Philippe Richard , 01net., le 21/07/2005 à 16h50

L'article 33, avancée sociale ou mesurette ? Il y a une semaine était votée la loi sur les PME, appelée aussi loi Jacob, qui comprend le fameux article 33 encadrant les enchères électroniques inversées. Mais qui ne fait pas la différence entre biens matériels et prestations intellectuelles, alors que ce dispositif de vente est utilisé aussi bien pour acheter des jus d'orange que, de plus en plus, des informaticiens.

À la différence des enchères classiques - où celui qui propose le prix le plus élevé emporte la mise -, le gagnant d'une enchère inversée est celui qui fait l'offre la plus basse. Mais le véritable gagnant est en réalité l'acheteur puisqu'il obtient le tarif le plus bas. D'où parfois des dérives et une compétition plus ou moins suicidaire puisque les rabais consentis ne permettent pas toujours à l'acquéreur du marché de dégager le moindre bénéfice net. Selon une étude d'Unilog-HEC réalisée en 2004, ce procédé est la première solution d'achat électronique (biens et prestations) des entreprises.

L'article 33 de cette loi vise à clarifier cette pratique en stipulant que « à l'issue de la période d'enchères, l'identité du candidat retenu est révélée à l'ensemble des autres candidats ». Par ailleurs, l'organisateur de ces enchères doit s'assurer « de la réalité des offres présentées ». Manière d'éviter la « technique du lièvre », courante dans le monde agricole.
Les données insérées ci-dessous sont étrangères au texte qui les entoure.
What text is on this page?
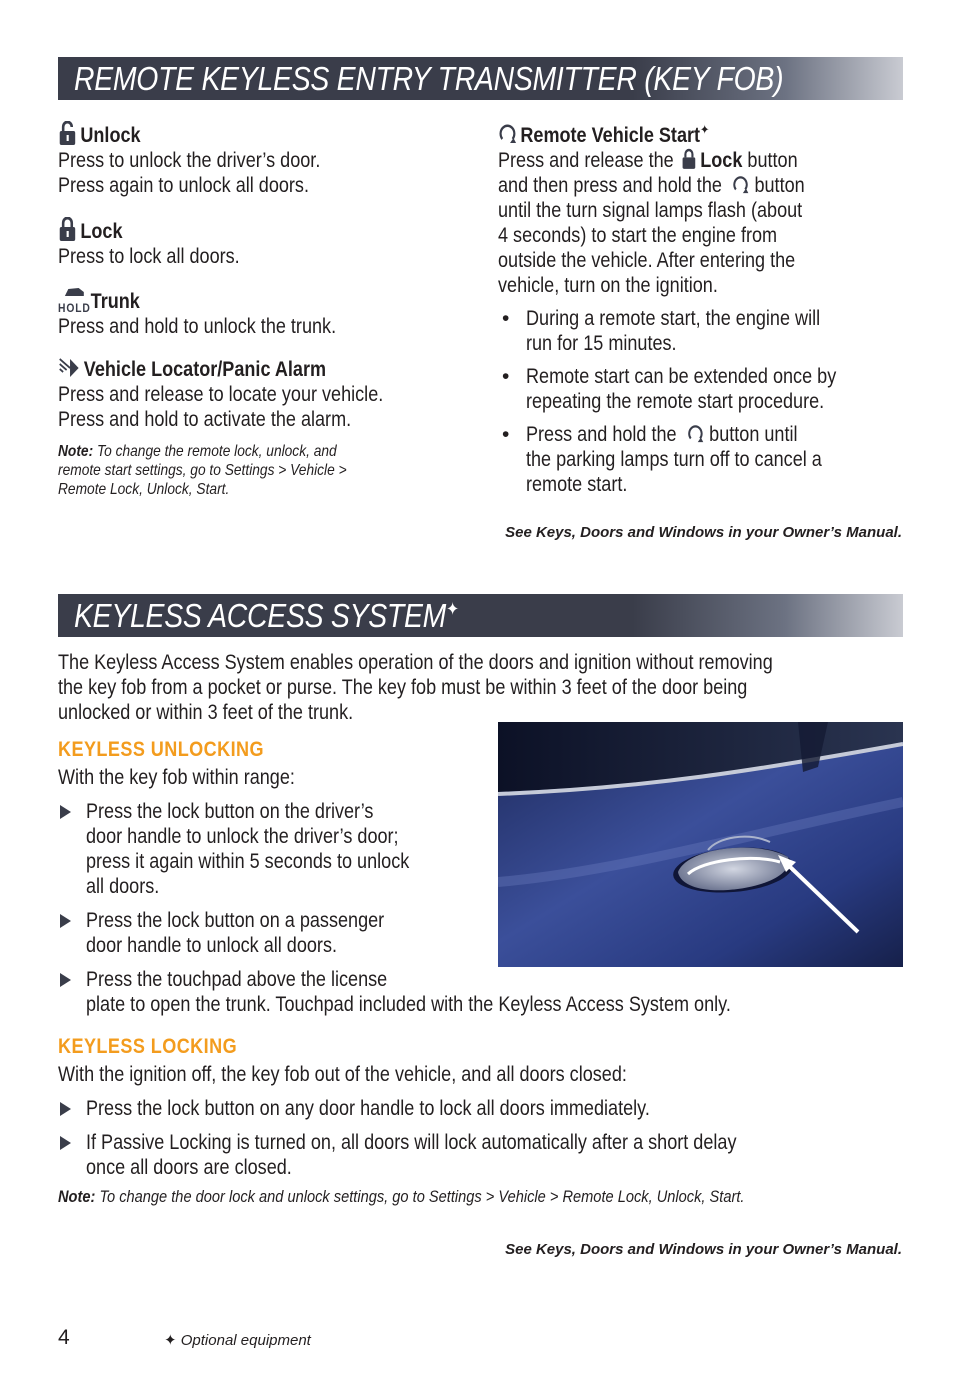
REMOTE KEYLESS ENTRY TRANSMITTER (KEY FOB)
Unlock
Press to unlock the driver’s door.
Press again to unlock all doors.
Lock
Press to lock all doors.
HOLD Trunk
Press and hold to unlock the trunk.
Vehicle Locator/Panic Alarm
Press and release to locate your vehicle.
Press and hold to activate the alarm.
Note: To change the remote lock, unlock, and
remote start settings, go to Settings > Vehicle >
Remote Lock, Unlock, Start.
Remote Vehicle Start✦
Press and release the Lock button
and then press and hold the button
until the turn signal lamps flash (about
4 seconds) to start the engine from
outside the vehicle. After entering the
vehicle, turn on the ignition.
• During a remote start, the engine will
run for 15 minutes.
• Remote start can be extended once by
repeating the remote start procedure.
• Press and hold the button until
the parking lamps turn off to cancel a
remote start.
See Keys, Doors and Windows in your Owner’s Manual.
KEYLESS ACCESS SYSTEM✦
The Keyless Access System enables operation of the doors and ignition without removing
the key fob from a pocket or purse. The key fob must be within 3 feet of the door being
unlocked or within 3 feet of the trunk.
KEYLESS UNLOCKING
With the key fob within range:
Press the lock button on the driver’s
door handle to unlock the driver’s door;
press it again within 5 seconds to unlock
all doors.
Press the lock button on a passenger
door handle to unlock all doors.
Press the touchpad above the license
plate to open the trunk. Touchpad included with the Keyless Access System only.
KEYLESS LOCKING
With the ignition off, the key fob out of the vehicle, and all doors closed:
Press the lock button on any door handle to lock all doors immediately.
If Passive Locking is turned on, all doors will lock automatically after a short delay
once all doors are closed.
Note: To change the door lock and unlock settings, go to Settings > Vehicle > Remote Lock, Unlock, Start.
See Keys, Doors and Windows in your Owner’s Manual.
4	✦ Optional equipment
Il arrive en effet qu'un distributeur envoie de fausses enchères dans un tel dispositif uniquement pour voir jusqu'où les tarifs pourraient baisser.

Mais cette loi (dont les décrets d'application ne seront publiés qu'en fin d'année) ne satisfait pas les informaticiens, notamment, qui craignent un dumping social. Nées au milieu des années 1990 aux États-Unis, les enchères inversées ont d'abord concerné la grande distribution (fruits et légumes). Il y a eu ensuite les fournitures de bureau. Aujourd'hui, c'est au tour des prestations intellectuelles (conseils, missions d'intérim...) d'être touchées par ce procédé. « Cette loi est une mesurette, estime Régis Granarolo, président de l'association MUNCI (Mouvement pour une union nationale des consultants en informatique). Il faudrait interdire ce type d'enchères pour les prestations intellectuelles. C'est la seule façon d'éviter tout risque de dumping.

Ce genre de pratique, même si elle est loin d'être la seule cause, a entraîné une baisse des tarifs des prestations, en particulier chez de nombreux consultants indépendants dont les honoraires ont pu baisser jusqu'à 50% ces dernières années. Il s'agit souvent d'une conséquence du développement des sous-traitances en cascade et autres marchandages commerciaux cherchant à obtenir le prix le plus bas. »

C'est d'ailleurs sur ce type de pratique que capitalise JobDumping , un site allemand d'emplois en ligne uniquement à base d'enchères inversées. Et dont l'arrivée est attendue prochainement en France.